Movies

The French Lesson

Caché is the latest cinematic lecture from Michael Haneke.

A scene from Cache.
Les Films du Losange

Un film de Michael Haneke—the words signal a mugging. Don’t believe me? Here is a roundup of Haneke’s career thus far: In The Seventh Continent, a middle-class family smashes their material possessions, flushes wads of money down the toilet, then commits group suicide. In Benny’s Video, a teenage boy lures a young girl into his family’s apartment and kills her with a stun gun. A slice-of-life ensemble piece, 71 Fragments of a Chronology of Chance, is built around a killing spree. In the late 1990s Haneke, who is Austrian, started making movies in France. His budgets grew, he worked with celebrated French actresses (Isabelle Huppert, Juliette Binoche), and won the major prizes at Cannes. But his movies—why mess with a winning formula?—only got less appetizing. In Code Unknown, an Arab youth dresses down a pretty stranger, then spits in her face. In The Piano Teacher, a woman sits on the lip of her bathtub and slices her labia open with a razor blade. The Time of the Wolf opens with a husband being shot at close range; blood spatters on his wife; she stands stunned then vomits. “My films are intended as polemical statements against the American ‘barrel down’ cinema and its dis-empowerment of the spectator,” Haneke has said. Cannes, Binoche, polemical statements—do these movies deserve their aura of self-importance? Or are they fancy new stockings, filled with the same old Old Europe bullshit?

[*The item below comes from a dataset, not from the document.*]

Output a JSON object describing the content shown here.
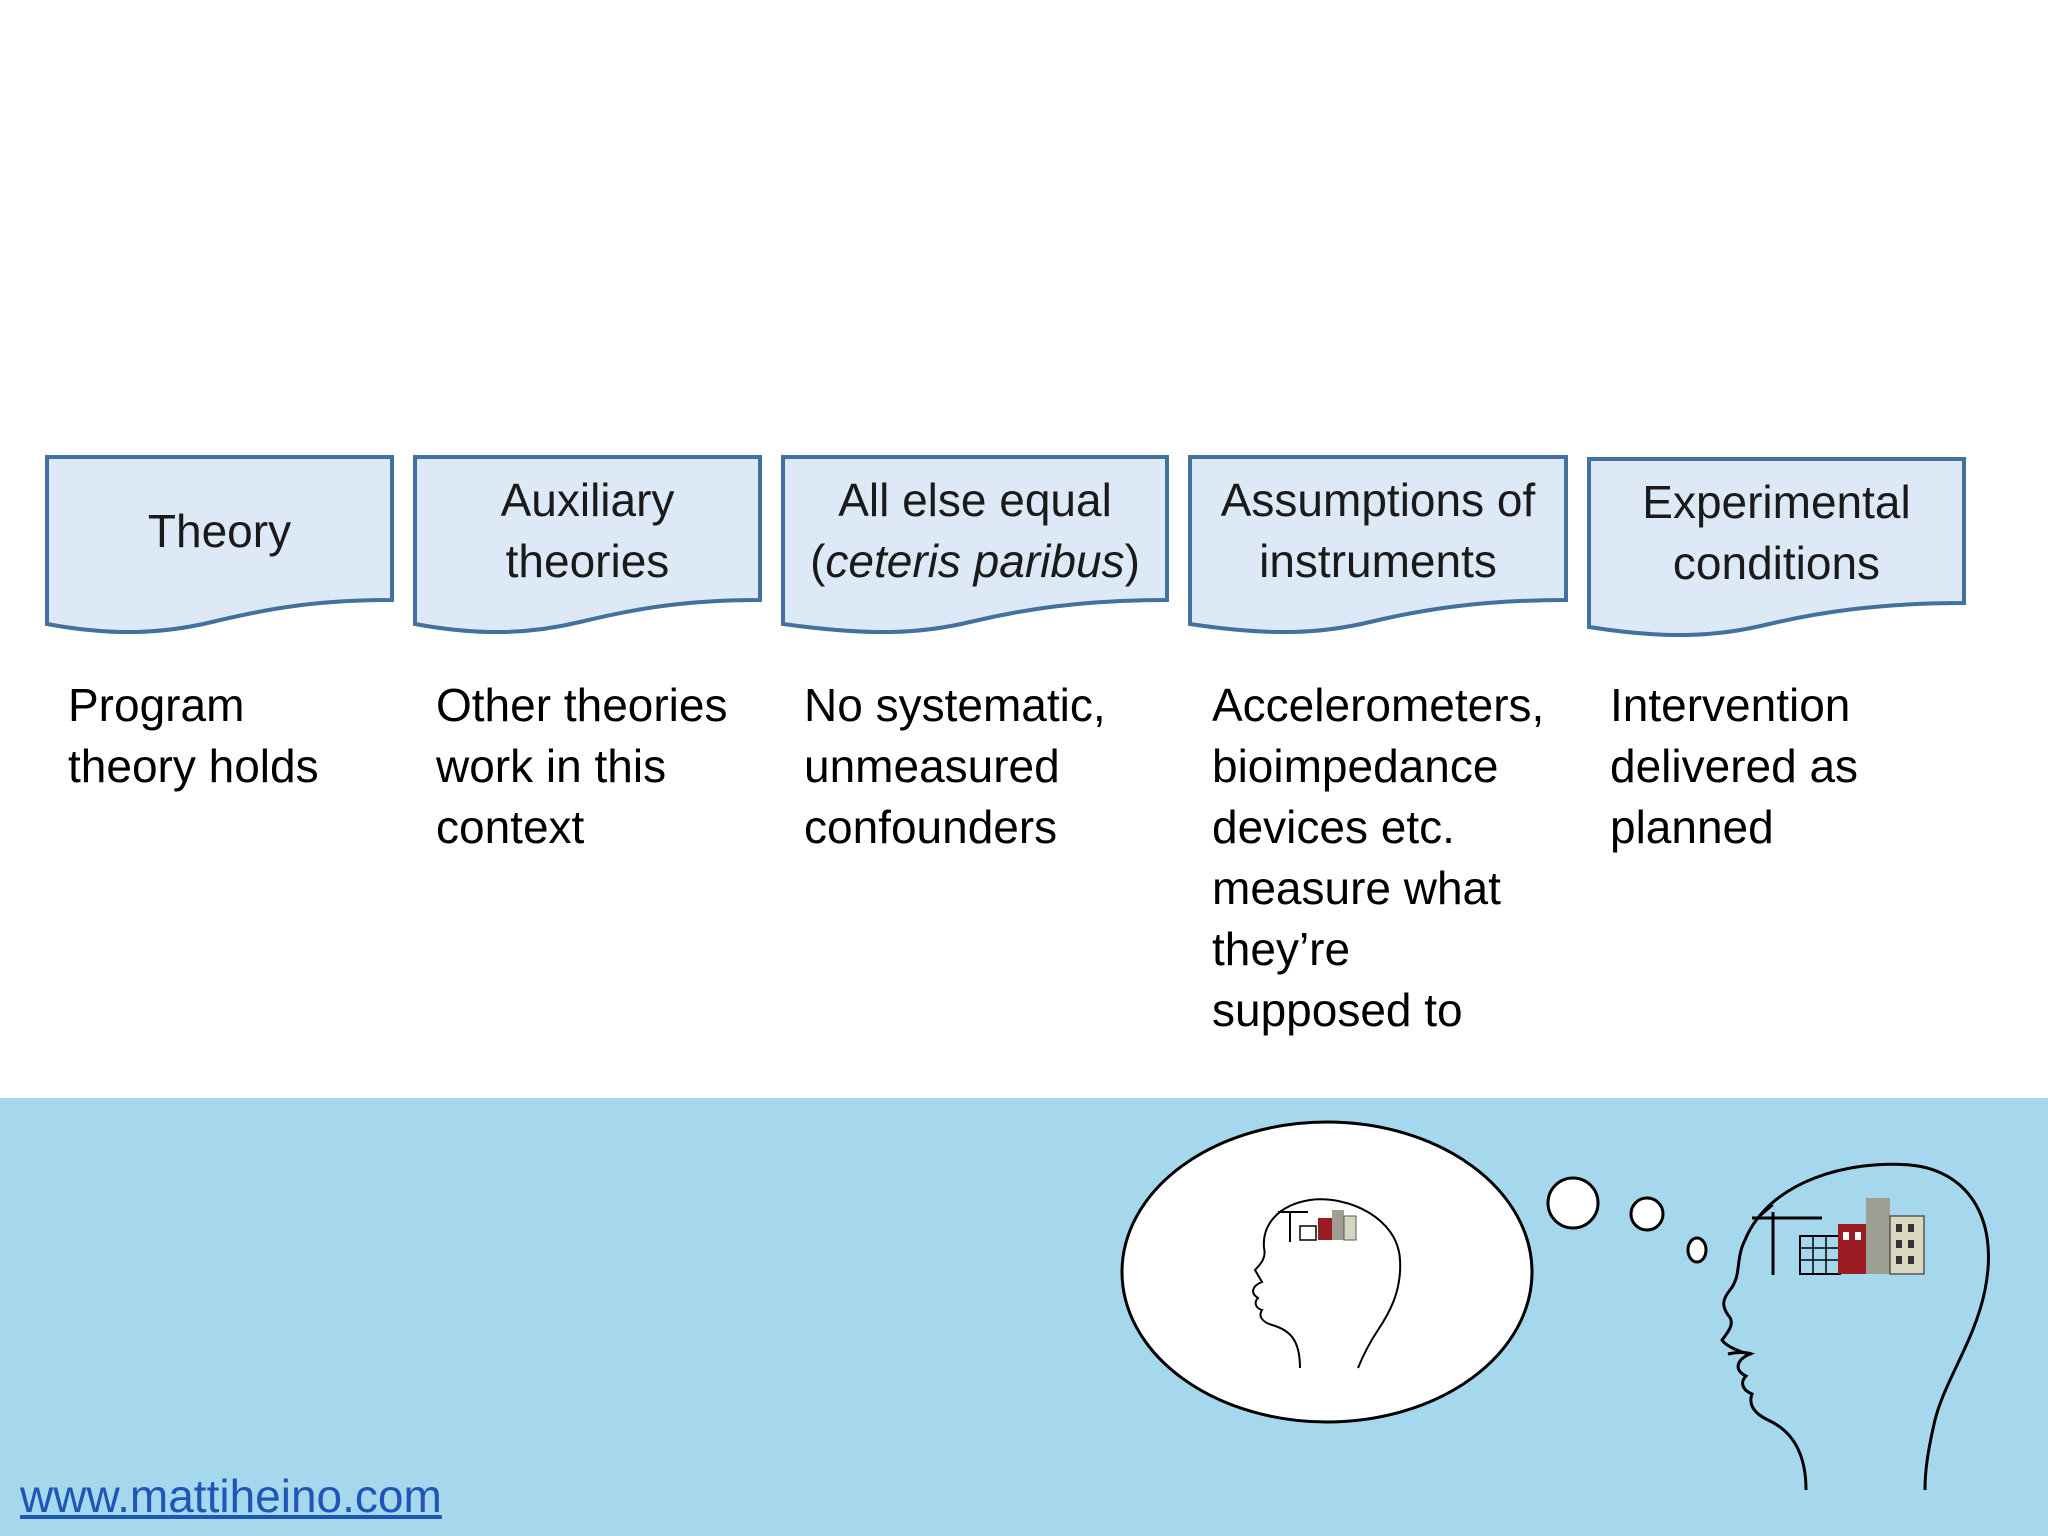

Haneke’s latest and most accomplished film, Caché, is now out in American art houses, and it is a neat little puzzle-box stocked with all of Haneke’s pet themes. A middle-aged married couple, a la modepublishing types, begin receiving videocassettes wrapped in violent, childlike drawings. Dumped anonymously on their doorstep, the videos contain mostly the same unwavering single-frame shot of the couple’s well-appointed townhouse. You are being surveilled, is their message, and very soon that sense of unease, so coolly and facelessly delivered, begins to undo the household. Caché is a genre thriller that, after a beautiful setup, robs you of the cathartic pleasures of a genre thriller; it’s a rebuke to all those barrel-down productions in which violence erupts, order is restored, and foreboding vanishes into the clear blue sky. Caché is instead an allegory for the degraded state of French-Arab relations, and an anatomy of the bad conscience of Georges (Daniel Auteiul), the husband, father, and would-be heroic defender of his family from menace.

In addition to coaxing staggering performance after staggering performance from his actresses—women always take the emotional temperature in Haneke’s films, and Binoche here is flawless—Haneke does possess a peculiar genius. He rarely uses music; often shoots in a single take; and, by placing otherwise harmless or familiar objects in unexpected places and unexpected sequences, produces this awful feeling of apprehension—as if, under all the normalcy, the guilty subconscious is always working on the coming night’s nightmare. But if Caché is the perfect vehicle for that genius, it is also the perfect rehearsal for Haneke’s shortcomings. He seems to have studied Lyotard and Bourdieu the way Brecht once studied Das Kapital, to encourage in himself (and others) a state of unremitting indignation, underwritten by a global theory of How Things Work. Once you get the hang of it, it’s not so complicated: Bobos live a privileged and largely spectatorial existence, the better to insulate themselves from a suffering they can be said to have caused. It’s Death Wish, only with the polarities reversed.

Haneke has been called the successor to Krzysztof Kieslowski, the director of The Decalogue and the Red, White,and Blue trilogy. True, both directors moved west to France, worked with Juliette Binoche, and depict a modern landscape of emotional and geographical dislocation. But Haneke lacks Kieslowski’s instinctive warmth and empathy, the basic unshakable faith that people deserve a home. No wonder that watching Haneke one always feels hectored. (Haneke is the worst sort of mugger; in return for your confiscated money, you get a lecture on your depravity.) Any work of art that embarrasses us for inclining toward warmth or decency (or, God forbid, humor) ought to be distrusted. On the other hand, I have found myself unable to shake Caché. I am still poring over its studied ambiguities, arguing with its facile-fashionable politics, poking its dead zones, to see if it might yield even a modest smile, a drop of social hope. Life is short, and one function of a critic is to grant permission to ignore pretentious bullies like Haneke. In this instance, though, permission denied. Go see Caché.